Dennoch ist der Tatsache Rechenschaft zu tragen, dass eine Abgrenzung vom Orient nicht erst seit kurzem existiert. Hafez (2009: 100) erläutert, der Islam habe „im Westen seit 1400 Jahren eine schlechte Presse“ und setzt damit den Zeitpunkt beginnender Ablehnung gleich mit der Religionsstiftung durch den Propheten Mohammed im 7. Jh.. Baran beschreibt einen akuten Anti-Islamismus europäischer Gesellschaften seit der frühen Neuzeit (Baran 1997), Halm verortet diesen vor der Islamischen Revolution und bezeichnet ihn als „historisch tief verwurzelt“ (Halm 2008: 98). Andere Autoren erkennen eine zunehmende Problematisierung im Zuge des „return of religion“ (Thomas 2007: 140) Ende der 1970er Jahre, einsetzend mit der Iranischen Revolution 1979. Die meisten Autoren jedoch setzen die „Otherization“ der Muslime (White 2007: 175) zeitlich gleich mit dem Ende des Kalten Krieges, als die NATO Anfang der 1990er Jahre „zwecks Selbstlegitimation einen neuen Feind finden“ musste, wie Ates (2006: 157) argumentiert (vgl. hierzu auch Bakr et al. 2003: 6; Ibrahim 2010: 112). Eine ernsthafte politische und gesellschaftliche Diskussion des Islams wurde speziell in Deutschland, das sich lange Zeit nicht als Einwanderungsland begriff (Halm 2008: 7), bis ins 21. Jh. verschoben – doch der Anschlag auf das World Trade Center am 11. September 2001 änderte die Relevanz des Themas in der Bundesrepublik wie auf der ganzen Welt. Seither ist der Islam eines der bedeutsamsten Themen deutscher, europäischer oder allgemein „westlicher“ Integrations- und Sicherheitspolitik (ebd.: 10). Aktuell befindet sich die postmoderne Gesellschaft inmitten eines Prozesses, in der die Rolle der Religionen, speziell des Islams, neu ausgehandelt werden muss (Thomas 2007: 140).
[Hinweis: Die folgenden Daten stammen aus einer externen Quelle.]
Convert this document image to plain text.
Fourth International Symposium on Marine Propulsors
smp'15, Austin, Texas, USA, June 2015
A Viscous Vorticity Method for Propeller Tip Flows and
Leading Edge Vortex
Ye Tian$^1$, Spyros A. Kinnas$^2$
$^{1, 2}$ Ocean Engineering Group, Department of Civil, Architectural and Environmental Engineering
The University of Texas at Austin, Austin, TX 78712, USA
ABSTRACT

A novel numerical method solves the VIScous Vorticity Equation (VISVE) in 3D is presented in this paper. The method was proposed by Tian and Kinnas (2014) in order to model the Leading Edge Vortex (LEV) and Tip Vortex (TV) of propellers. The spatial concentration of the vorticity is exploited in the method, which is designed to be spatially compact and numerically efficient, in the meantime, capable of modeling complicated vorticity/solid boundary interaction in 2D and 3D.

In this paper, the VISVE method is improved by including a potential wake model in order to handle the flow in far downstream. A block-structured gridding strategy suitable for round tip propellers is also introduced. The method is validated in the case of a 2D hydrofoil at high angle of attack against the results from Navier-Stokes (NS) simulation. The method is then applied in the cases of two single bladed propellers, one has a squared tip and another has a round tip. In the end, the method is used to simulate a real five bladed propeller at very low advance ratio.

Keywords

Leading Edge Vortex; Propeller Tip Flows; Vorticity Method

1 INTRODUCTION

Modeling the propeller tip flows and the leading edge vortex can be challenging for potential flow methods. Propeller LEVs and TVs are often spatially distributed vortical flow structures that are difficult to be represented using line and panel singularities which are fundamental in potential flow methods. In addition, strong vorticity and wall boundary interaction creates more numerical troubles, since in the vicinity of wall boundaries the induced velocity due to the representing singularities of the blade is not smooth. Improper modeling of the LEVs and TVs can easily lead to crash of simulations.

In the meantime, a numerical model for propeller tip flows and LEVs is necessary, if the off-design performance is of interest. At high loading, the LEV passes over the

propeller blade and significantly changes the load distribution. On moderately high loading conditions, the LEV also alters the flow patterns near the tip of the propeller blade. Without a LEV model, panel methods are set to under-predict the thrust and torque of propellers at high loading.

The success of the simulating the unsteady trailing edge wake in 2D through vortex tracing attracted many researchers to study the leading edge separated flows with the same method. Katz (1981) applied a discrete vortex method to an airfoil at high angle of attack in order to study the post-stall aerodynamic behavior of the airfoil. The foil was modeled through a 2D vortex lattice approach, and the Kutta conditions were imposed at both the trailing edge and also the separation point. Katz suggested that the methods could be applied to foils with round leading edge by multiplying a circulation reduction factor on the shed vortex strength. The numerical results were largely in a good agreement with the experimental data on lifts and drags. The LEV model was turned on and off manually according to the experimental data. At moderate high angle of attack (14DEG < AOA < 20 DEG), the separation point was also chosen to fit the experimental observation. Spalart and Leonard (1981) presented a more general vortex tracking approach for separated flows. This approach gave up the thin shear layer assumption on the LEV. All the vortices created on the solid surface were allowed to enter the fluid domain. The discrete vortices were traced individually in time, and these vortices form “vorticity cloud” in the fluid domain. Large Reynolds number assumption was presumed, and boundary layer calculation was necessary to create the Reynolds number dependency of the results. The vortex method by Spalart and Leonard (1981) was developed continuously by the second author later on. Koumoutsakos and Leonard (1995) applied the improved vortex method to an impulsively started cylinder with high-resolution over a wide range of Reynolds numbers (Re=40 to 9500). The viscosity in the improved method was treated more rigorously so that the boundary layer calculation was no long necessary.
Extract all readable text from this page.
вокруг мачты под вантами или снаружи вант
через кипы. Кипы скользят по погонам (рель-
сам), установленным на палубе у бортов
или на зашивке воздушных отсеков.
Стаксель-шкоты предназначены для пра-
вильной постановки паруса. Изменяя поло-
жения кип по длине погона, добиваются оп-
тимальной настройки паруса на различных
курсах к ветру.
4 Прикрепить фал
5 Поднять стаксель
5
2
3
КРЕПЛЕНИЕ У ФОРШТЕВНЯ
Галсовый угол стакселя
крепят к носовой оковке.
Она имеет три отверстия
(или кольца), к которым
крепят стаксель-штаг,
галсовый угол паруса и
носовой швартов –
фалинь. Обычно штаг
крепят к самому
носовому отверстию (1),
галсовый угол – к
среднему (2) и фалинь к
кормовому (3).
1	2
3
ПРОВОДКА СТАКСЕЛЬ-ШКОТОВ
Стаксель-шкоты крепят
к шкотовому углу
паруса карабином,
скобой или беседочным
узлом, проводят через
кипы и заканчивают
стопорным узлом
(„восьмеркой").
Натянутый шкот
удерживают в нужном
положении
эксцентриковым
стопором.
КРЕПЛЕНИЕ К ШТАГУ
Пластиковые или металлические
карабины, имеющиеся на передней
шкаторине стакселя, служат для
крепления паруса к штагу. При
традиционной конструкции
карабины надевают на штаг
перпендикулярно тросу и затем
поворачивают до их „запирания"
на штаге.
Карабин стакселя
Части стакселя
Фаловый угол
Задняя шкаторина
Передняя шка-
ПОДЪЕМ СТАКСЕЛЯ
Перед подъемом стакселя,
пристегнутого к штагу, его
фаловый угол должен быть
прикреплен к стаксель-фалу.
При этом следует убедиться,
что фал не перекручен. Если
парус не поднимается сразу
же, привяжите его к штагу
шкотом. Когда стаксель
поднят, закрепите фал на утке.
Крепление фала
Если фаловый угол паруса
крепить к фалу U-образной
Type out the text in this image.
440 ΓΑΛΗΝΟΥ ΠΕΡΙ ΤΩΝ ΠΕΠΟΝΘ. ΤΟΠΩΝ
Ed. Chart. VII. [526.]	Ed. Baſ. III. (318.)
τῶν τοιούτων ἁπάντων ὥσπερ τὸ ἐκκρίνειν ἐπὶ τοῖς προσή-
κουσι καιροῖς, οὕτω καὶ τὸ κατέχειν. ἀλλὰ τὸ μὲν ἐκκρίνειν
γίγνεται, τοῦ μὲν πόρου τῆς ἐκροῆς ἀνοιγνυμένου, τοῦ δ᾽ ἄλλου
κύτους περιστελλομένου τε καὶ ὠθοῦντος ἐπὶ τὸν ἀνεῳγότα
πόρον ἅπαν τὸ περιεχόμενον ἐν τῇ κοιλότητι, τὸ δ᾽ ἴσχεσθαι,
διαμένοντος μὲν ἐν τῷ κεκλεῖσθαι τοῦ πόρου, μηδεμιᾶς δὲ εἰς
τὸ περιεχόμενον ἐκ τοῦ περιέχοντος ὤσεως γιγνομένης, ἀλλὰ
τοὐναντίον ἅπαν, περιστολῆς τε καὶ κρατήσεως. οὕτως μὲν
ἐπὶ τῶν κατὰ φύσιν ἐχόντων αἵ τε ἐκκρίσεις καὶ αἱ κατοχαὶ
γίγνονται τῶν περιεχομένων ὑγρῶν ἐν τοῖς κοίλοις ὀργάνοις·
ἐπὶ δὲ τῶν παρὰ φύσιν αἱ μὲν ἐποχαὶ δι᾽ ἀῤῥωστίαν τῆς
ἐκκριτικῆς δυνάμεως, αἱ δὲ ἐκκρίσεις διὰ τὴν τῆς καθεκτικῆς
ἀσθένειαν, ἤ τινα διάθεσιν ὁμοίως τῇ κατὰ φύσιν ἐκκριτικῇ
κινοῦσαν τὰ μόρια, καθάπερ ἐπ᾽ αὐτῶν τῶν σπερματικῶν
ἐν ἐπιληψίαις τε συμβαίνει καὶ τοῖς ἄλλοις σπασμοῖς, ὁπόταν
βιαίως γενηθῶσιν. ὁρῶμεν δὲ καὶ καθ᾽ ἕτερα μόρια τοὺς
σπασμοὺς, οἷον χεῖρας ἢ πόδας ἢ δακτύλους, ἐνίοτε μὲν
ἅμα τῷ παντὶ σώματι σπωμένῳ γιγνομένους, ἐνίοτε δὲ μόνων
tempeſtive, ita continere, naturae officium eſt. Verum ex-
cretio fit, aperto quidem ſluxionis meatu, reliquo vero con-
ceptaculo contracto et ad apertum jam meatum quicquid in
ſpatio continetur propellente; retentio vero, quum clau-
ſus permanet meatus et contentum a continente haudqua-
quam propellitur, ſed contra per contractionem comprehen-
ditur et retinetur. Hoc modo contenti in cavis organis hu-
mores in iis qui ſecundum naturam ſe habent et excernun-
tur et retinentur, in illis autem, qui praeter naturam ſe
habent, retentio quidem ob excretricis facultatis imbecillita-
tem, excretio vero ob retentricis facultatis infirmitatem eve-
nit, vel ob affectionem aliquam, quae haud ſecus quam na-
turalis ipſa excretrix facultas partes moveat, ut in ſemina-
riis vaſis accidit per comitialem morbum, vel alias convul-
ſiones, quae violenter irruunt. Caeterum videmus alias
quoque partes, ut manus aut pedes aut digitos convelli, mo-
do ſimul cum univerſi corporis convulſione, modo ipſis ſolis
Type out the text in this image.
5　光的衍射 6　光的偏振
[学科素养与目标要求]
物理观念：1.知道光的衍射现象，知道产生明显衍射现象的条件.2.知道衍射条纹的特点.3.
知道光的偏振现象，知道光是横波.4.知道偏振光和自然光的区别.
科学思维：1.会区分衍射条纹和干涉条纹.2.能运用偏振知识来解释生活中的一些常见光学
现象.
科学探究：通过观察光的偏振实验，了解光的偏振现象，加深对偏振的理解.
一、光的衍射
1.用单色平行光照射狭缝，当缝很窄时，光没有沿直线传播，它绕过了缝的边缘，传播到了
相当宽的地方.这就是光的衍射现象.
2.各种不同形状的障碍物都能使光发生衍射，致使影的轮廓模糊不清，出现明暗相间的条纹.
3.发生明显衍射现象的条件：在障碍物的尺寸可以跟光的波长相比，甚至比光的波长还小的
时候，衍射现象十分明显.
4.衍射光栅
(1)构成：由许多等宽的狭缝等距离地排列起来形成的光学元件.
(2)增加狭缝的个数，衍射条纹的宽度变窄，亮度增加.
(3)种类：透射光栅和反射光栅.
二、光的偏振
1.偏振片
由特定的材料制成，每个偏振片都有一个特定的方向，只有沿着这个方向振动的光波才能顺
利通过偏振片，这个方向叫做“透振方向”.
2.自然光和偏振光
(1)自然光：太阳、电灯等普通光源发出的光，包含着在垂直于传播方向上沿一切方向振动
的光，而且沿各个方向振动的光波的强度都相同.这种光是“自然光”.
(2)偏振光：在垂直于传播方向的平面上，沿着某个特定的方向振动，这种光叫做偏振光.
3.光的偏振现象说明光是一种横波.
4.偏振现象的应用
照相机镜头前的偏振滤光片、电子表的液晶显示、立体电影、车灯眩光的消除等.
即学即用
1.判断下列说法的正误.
Der aktuelle Stand dieses Prozesses wird von Islam- und Politikwissenschaftlern in der Regel entsprechend der einleitend vorgestellten Studien beschrieben: ein negatives Bild von Seiten westlicher Bürger gegenüber Muslimen, eine „islamophobic hysteria“ (White 2007: 176), ein Feindbild Islam. Manche Autoren vergleichen den Zustand gar mit den Ressentiments und sozialdarwinistischen Vorurteilen gegenüber Juden im 19. Jh. und der ersten Hälfte des 20. Jh. (ebd.; vgl. auch Hafez 1999: 129). Der Feindbildbegriff stammt aus der sozialpsychologisch orientierten Vorurteilsforschung, fasst also stark ausgeprägte Vorurteile und Stereotype zusammen (Karis 2013: 28). Das Feindbild Islam, das Schiffer (2005: 11; 17) als „Neorassismus“ bezeichnet, entsteht durch eine dualistische Interpretation muslimische Welt/westliche Welt als „zwei sich gegenüberstehende und widersprechende Pole“ (Bakr et al. 2003: 6) auf Basis selektiver, emotional gesteuerter Wahrnehmung (Schiffer 2005: 13; 48) und beinhaltet bestimmte wiederkehrende Elemente: Homogenisierung, Worst-Case-Denken, Schwarz-Weiß-Denken sowie doppelte Maßstäbe von In- und Outgroup (ebd.: 15). Der Islam im westlichen Diskurs weist somit viele entscheidende Elemente eines klassischen Feindbildes auf (ebd.). Konkret bedeutet dies: Im Westen herrscht ein Kollektivbild des Islams vor, welches Gemeinsamkeiten zwischen Muslimen und Nicht-Muslimen ausklammert und Unterschiede hervorhebt (Spielhaus 2013: 171). So ist die Vorstellung westlicher Gesellschaften geprägt von den Stereotypen a) Gewaltaffinität (welches eine lange Tradition in der westlichen Vorstellung besitzt (Schiffer 2007a: 161)), b) Rückständigkeit sowie c) Unterdrückung der Frau (Karis 2013: 29). Hinzu kommt das Stereotyp d) Terrorismusgefahr. Der Islam wird zudem als unaufgeklärt dargestellt, was Argumente islamischer Interessenvertreter von vornherein abwertet und ihnen die nötige Rationalität abspricht (Halm 2008: 22).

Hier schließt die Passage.